It all felt like a drug deal gone bad.
There I was, in the dark of night, driving to a gas station to meet someone I barely knew. An exchange was to occur.
Only, this time, I was the supplier.
Motherhood will make you do crazy things.
Just two days prior, my night had begun innocently enough. My mission? To pick up a few essentials from Walmart and return home by 10 p.m.
But my watch read 9:56. I wouldn’t make it. Just then, a young woman’s voice interrupted my mental fog in the middle of the ladies section.
“Excuse me. I know you’re not in this phase of life yet, but which one would you pick?” And, with that, a pregnant stranger no older than 20 years old placed two maternity support belts into my hands.
Is this real life?
For a moment, I was transported back in time. I remember wrestling with such decisions when I was pregnant with my son. We lived in California then, which was a cross-country plane ride from every member of my family. I knew I couldn’t abandon her need. I had once walked in those shoes.
“This is the one I would have gone with,” I explained after thanking her for the generous assumption she had made about my age.
But the conversation didn’t end there. With every word she spoke, I saw a vulnerability that needed comfort, encouragement for the months ahead. She is a restaurant hostess and currently living with her child’s father – about two hours from her closest family. Her outfit, she confessed, was her boyfriend’s, as she no longer possessed clothing that could accommodate her growing body.
Earlier this month, I discovered several bottle-related items that I will never use as a mother.
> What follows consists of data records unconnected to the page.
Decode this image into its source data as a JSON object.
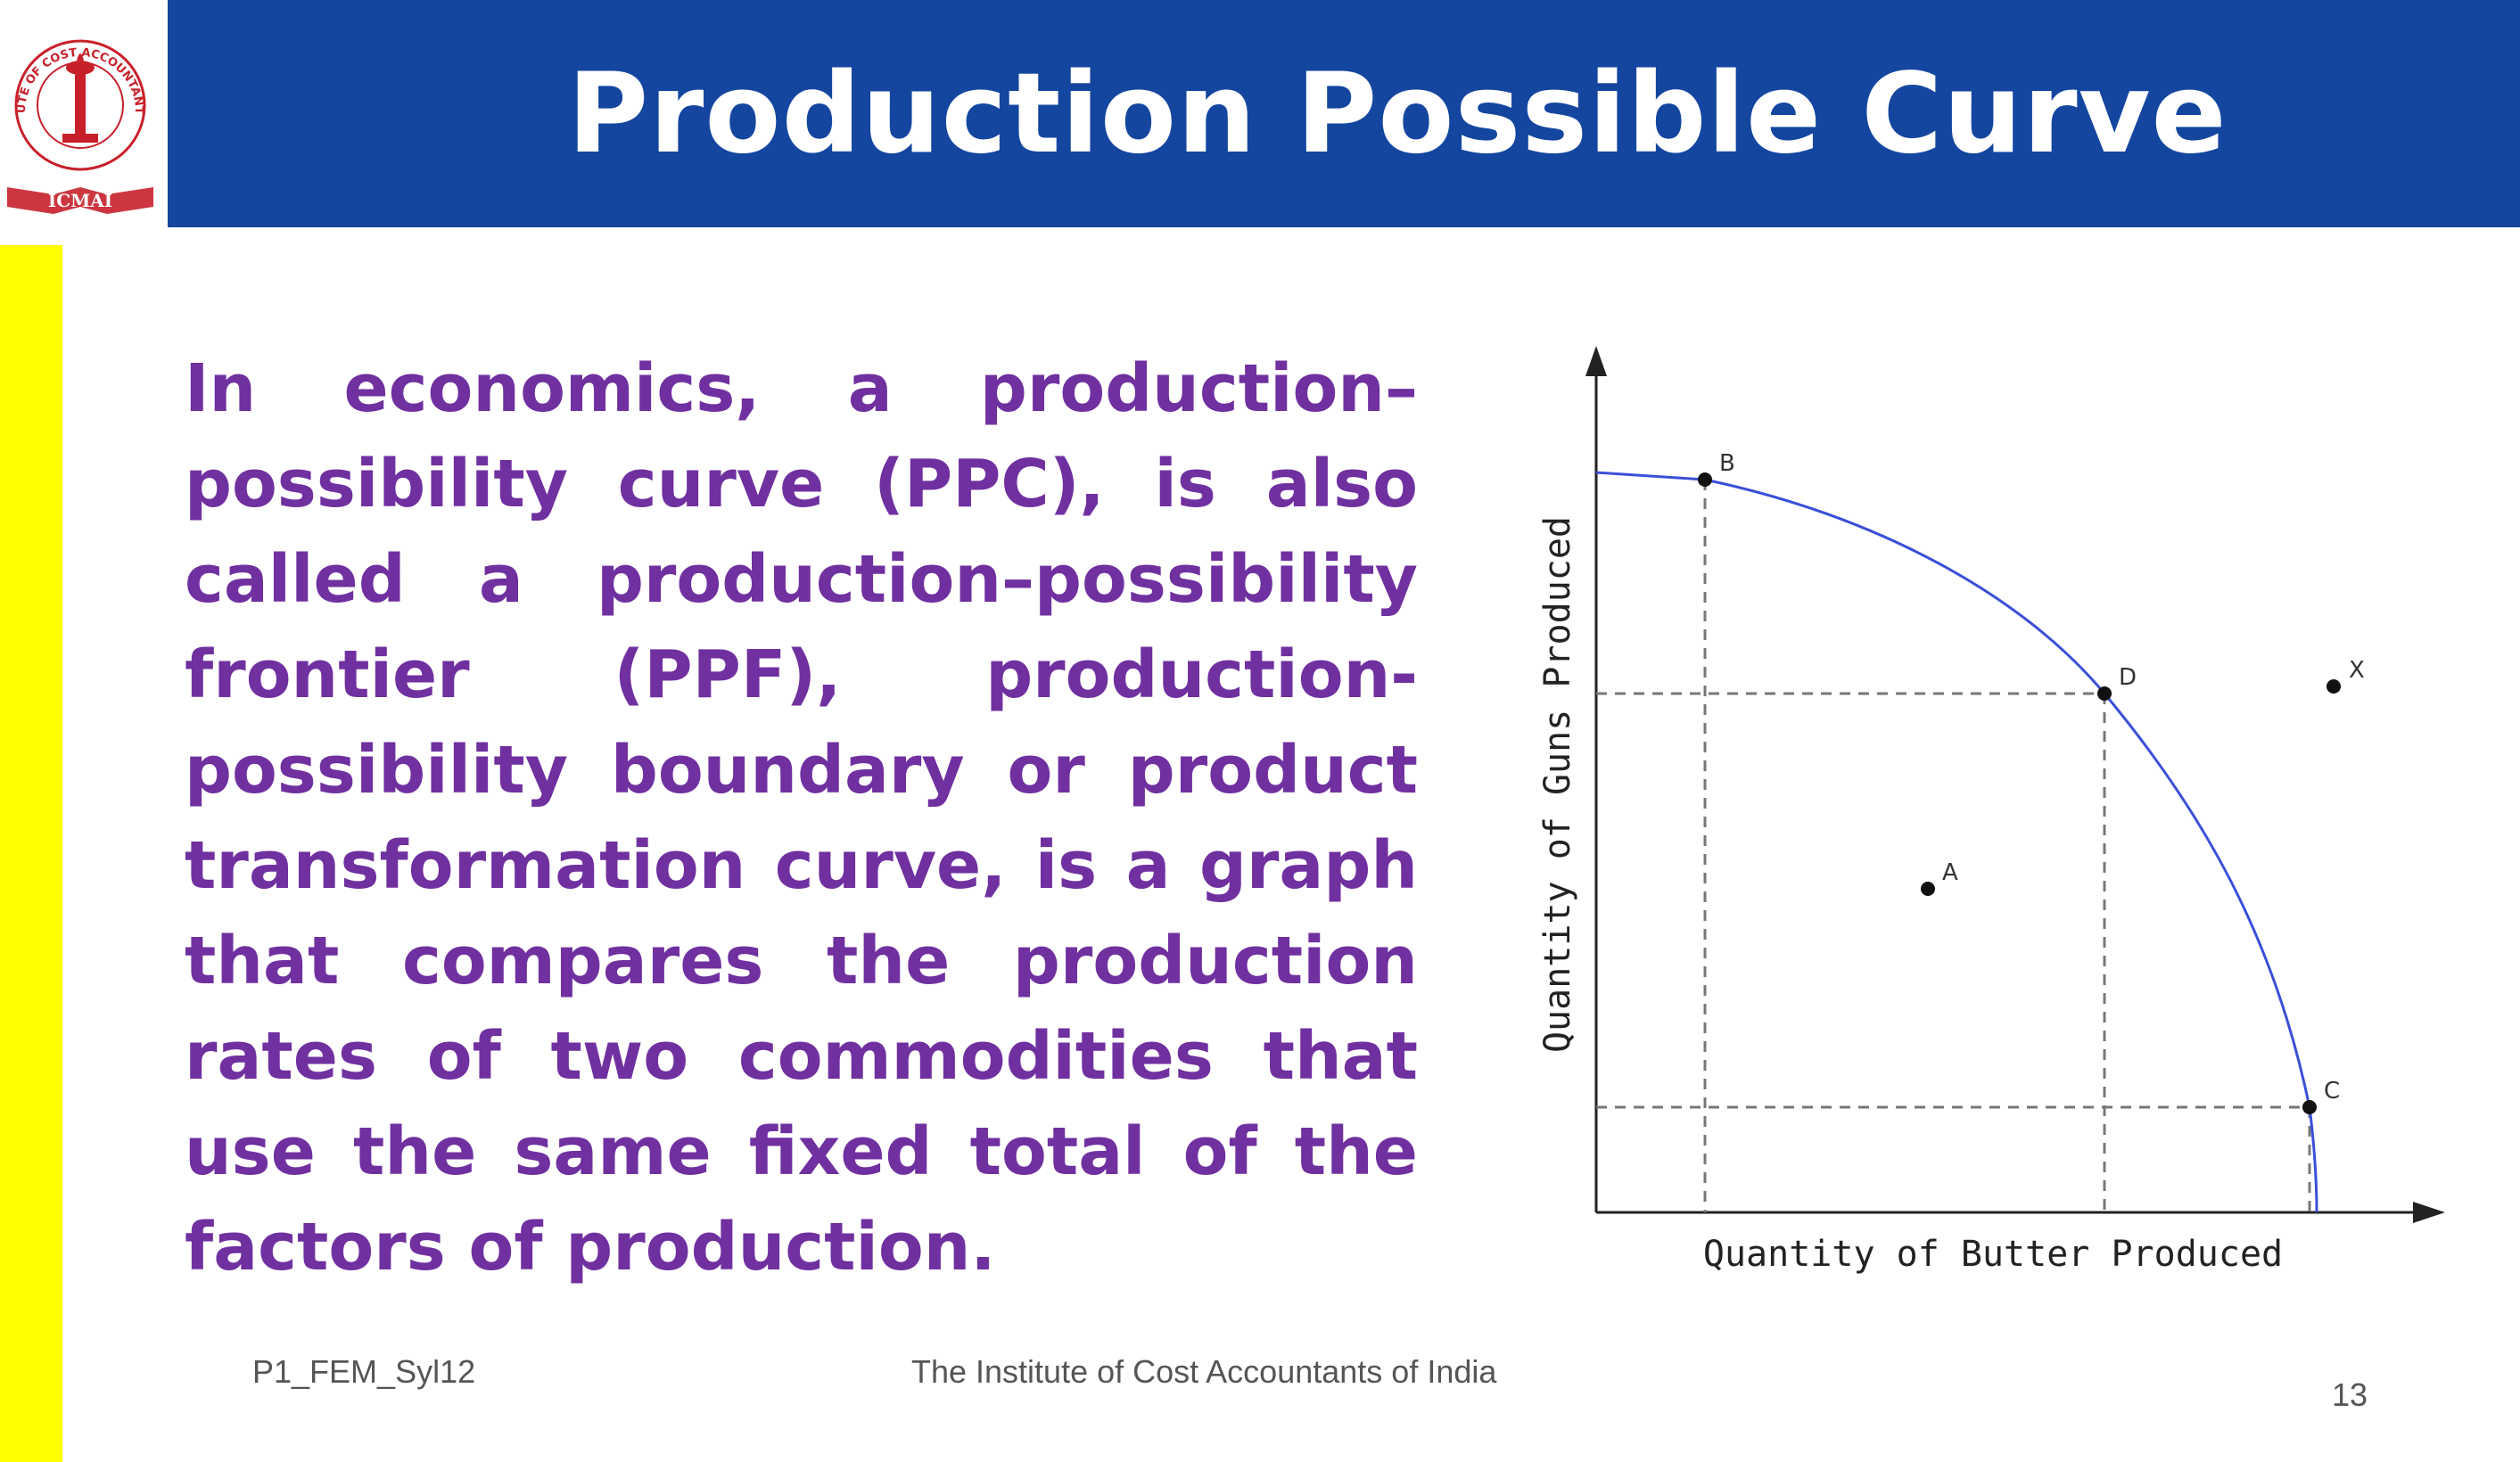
{
  "colors": {
    "title_bar": "#1446a0",
    "strip": "#ffff00",
    "body_text": "#7030a0",
    "curve": "#3a4fd8",
    "logo_red": "#c8202a"
  },
  "logo": {
    "icon": "institute-seal-icon",
    "ring_text": "THE INSTITUTE OF COST ACCOUNTANTS OF INDIA",
    "center_mark": "ICMAI"
  },
  "header": {
    "title": "Production Possible Curve"
  },
  "main": {
    "paragraph": "In economics, a production–possibility curve (PPC), is also called a production–possibility frontier (PPF), production-possibility boundary or product transformation curve, is a graph that compares the production rates of two commodities that use the same fixed total of the factors of production."
  },
  "diagram": {
    "x_axis_label": "Quantity of Butter Produced",
    "y_axis_label": "Quantity of Guns Produced",
    "points": {
      "A": "A",
      "B": "B",
      "C": "C",
      "D": "D",
      "X": "X"
    }
  },
  "footer": {
    "code": "P1_FEM_Syl12",
    "organization": "The Institute of Cost Accountants of India",
    "page_number": "13"
  }
}
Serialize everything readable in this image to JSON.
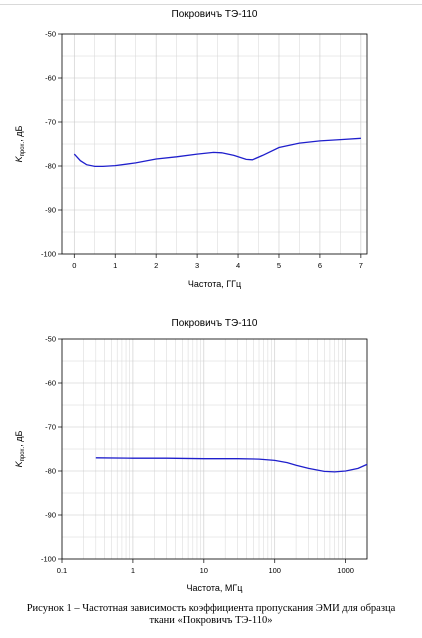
{
  "chart_data": [
    {
      "type": "line",
      "title": "Покровичъ ТЭ-110",
      "xlabel": "Частота, ГГц",
      "ylabel_main": "K",
      "ylabel_sub": "прох.",
      "ylabel_unit": ", дБ",
      "xlim": [
        -0.3,
        7.15
      ],
      "ylim": [
        -100,
        -50
      ],
      "xscale": "linear",
      "xticks": [
        0,
        1,
        2,
        3,
        4,
        5,
        6,
        7
      ],
      "yticks": [
        -50,
        -60,
        -70,
        -80,
        -90,
        -100
      ],
      "grid": true,
      "series": [
        {
          "color": "#1f1fcc",
          "x": [
            0,
            0.15,
            0.3,
            0.5,
            0.7,
            1.0,
            1.5,
            2.0,
            2.5,
            3.0,
            3.4,
            3.6,
            3.9,
            4.2,
            4.35,
            4.6,
            5.0,
            5.5,
            6.0,
            6.5,
            7.0
          ],
          "y": [
            -77.3,
            -78.8,
            -79.7,
            -80.1,
            -80.1,
            -79.9,
            -79.3,
            -78.4,
            -77.9,
            -77.3,
            -76.9,
            -77.0,
            -77.6,
            -78.5,
            -78.6,
            -77.6,
            -75.8,
            -74.8,
            -74.3,
            -74.0,
            -73.7
          ]
        }
      ]
    },
    {
      "type": "line",
      "title": "Покровичъ ТЭ-110",
      "xlabel": "Частота, МГц",
      "ylabel_main": "K",
      "ylabel_sub": "прох.",
      "ylabel_unit": ", дБ",
      "xlim": [
        0.1,
        2000
      ],
      "ylim": [
        -100,
        -50
      ],
      "xscale": "log",
      "xticks": [
        0.1,
        1,
        10,
        100,
        1000
      ],
      "yticks": [
        -50,
        -60,
        -70,
        -80,
        -90,
        -100
      ],
      "grid": true,
      "series": [
        {
          "color": "#1f1fcc",
          "x": [
            0.3,
            1,
            3,
            10,
            30,
            60,
            100,
            150,
            200,
            300,
            500,
            700,
            1000,
            1500,
            2000
          ],
          "y": [
            -77.0,
            -77.1,
            -77.1,
            -77.2,
            -77.2,
            -77.3,
            -77.6,
            -78.1,
            -78.7,
            -79.4,
            -80.1,
            -80.2,
            -80.0,
            -79.4,
            -78.5
          ]
        }
      ]
    }
  ],
  "caption": {
    "line1": "Рисунок 1 – Частотная зависимость коэффициента пропускания ЭМИ для образца",
    "line2": "ткани «Покровичъ ТЭ-110»"
  }
}
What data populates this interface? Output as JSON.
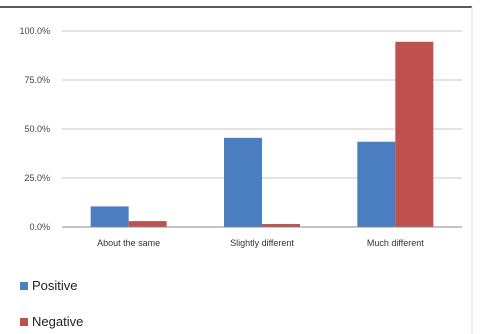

We do not plan to have any more children, and I am already well into weaning my daughter. The $300 breast pump that I insisted on purchasing over three years ago? Never opened. And I have been haunted by this poor financial choice ever since.
I only knew this woman for 10 minutes, but Jesus started stirring in my heart.
“I have a brand new breast pump that I have been looking to give to a new mother. Could I share it with you?”
Her eyes filled with tears.
And so, two days later, I drove. When I spotted a little blue Honda, any second thoughts I harbored dissipated.
The exchange was nothing short of beautiful. I offered the young woman a few unused baby items as well as the pump, and she excitedly placed them in her car. Perhaps my greatest gift of all, however, was time.
For nearly 15 minutes – amid noxious honking and fumes – we chatted as any two mothers might. Fears. Hopes. Dreams. Pain. I think we covered it all.
Right before we parted, she shared with me that her boyfriend initially wasn’t sure if I could be trusted. It was the first time I had ever considered that someone may fear me because of my skin color.
But, in our parting, there was no bad blood – only peace, transferred through a fist bump (her choice).
And all the guilt I held onto for those three years with an unused, expensive device?
God, in only His power, used it for good.